Medicine · Liver Disease (Cirrhosis, Hepatitis, Autoimmune, Wilson's, Hemochromatosis)

A 55-year-old woman with autoimmune hepatitis (AIH) on prednisolone 5 mg + azathioprine 100 mg achieves biochemical remission (normal ALT, IgG). She has been in remission for 3 years. Liver biopsy is performed and shows minimal interface hepatitis (HAI 3/18). What is the next appropriate management step?

  • A Maintain current therapy — 3 years is insufficient for therapy withdrawal attempt
  • B Discontinue all therapy — she is in remission
  • C Reduce prednisolone to 2.5 mg and maintain azathioprine, repeat biopsy in 1 year
  • D Switch to mycophenolate mofetil monotherapy
Correct answer: A. Maintain current therapy — 3 years is insufficient for therapy withdrawal attempt

Explanation

EASL 2019 AIH guidelines recommend that treatment withdrawal should only be considered after at least 2–3 years of complete biochemical AND histological remission (normal liver histology or minimal residual hepatitis).

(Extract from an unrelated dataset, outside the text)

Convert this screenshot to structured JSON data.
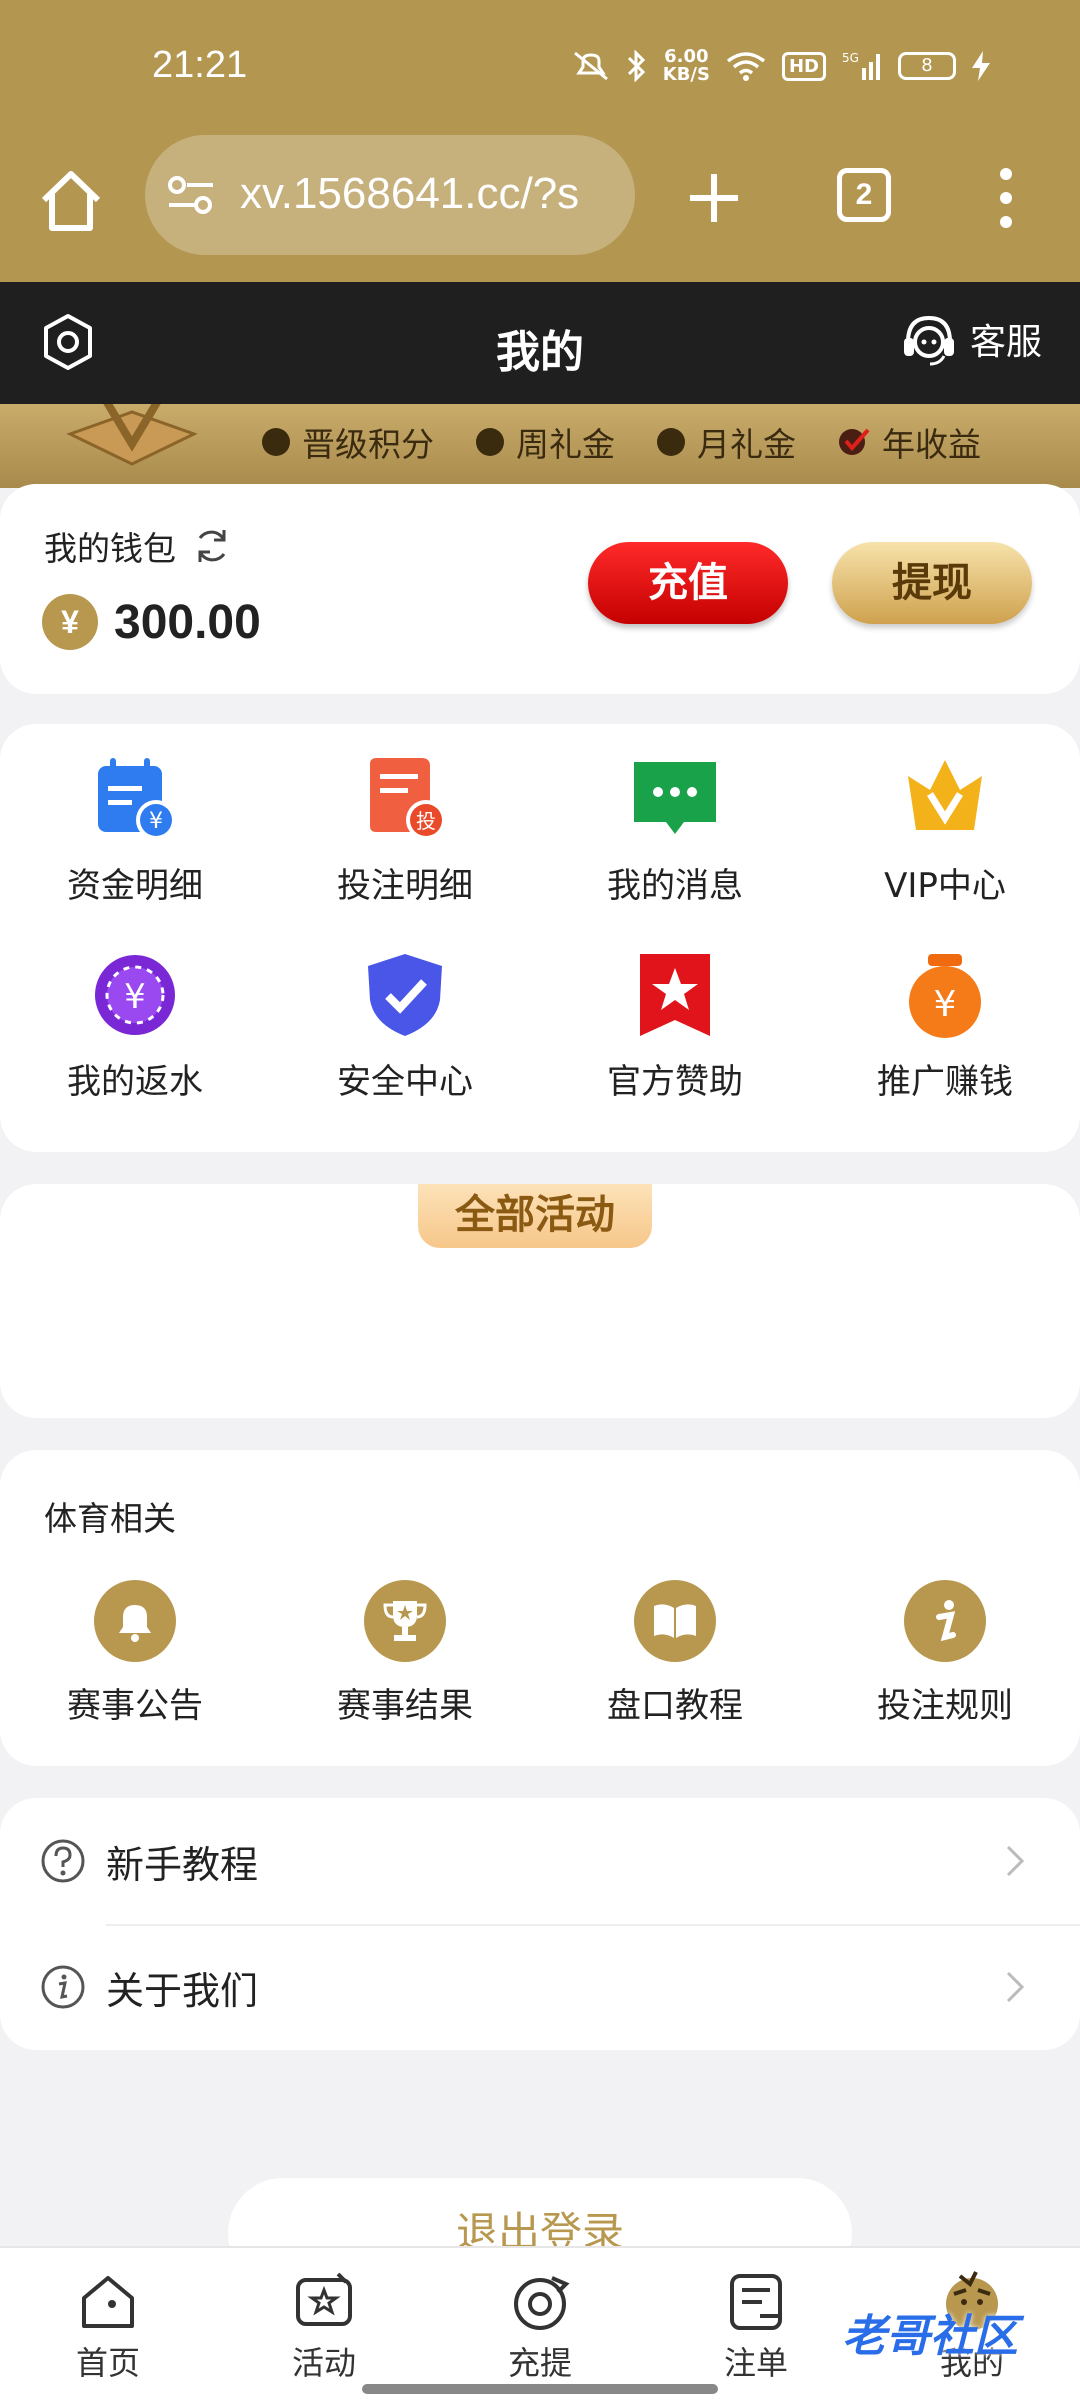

Residual interface hepatitis on biopsy (HAI activity, even mild) is associated with high relapse rates (>80%) upon treatment withdrawal. Continuing current therapy is appropriate here given histological activity despite clinical remission. Relapse rates after attempted withdrawal are 50–90% overall, so withdrawal in AIH requires histological confirmation of complete remission.

Reference: Harrison's Principles of Internal Medicine, 21st ed.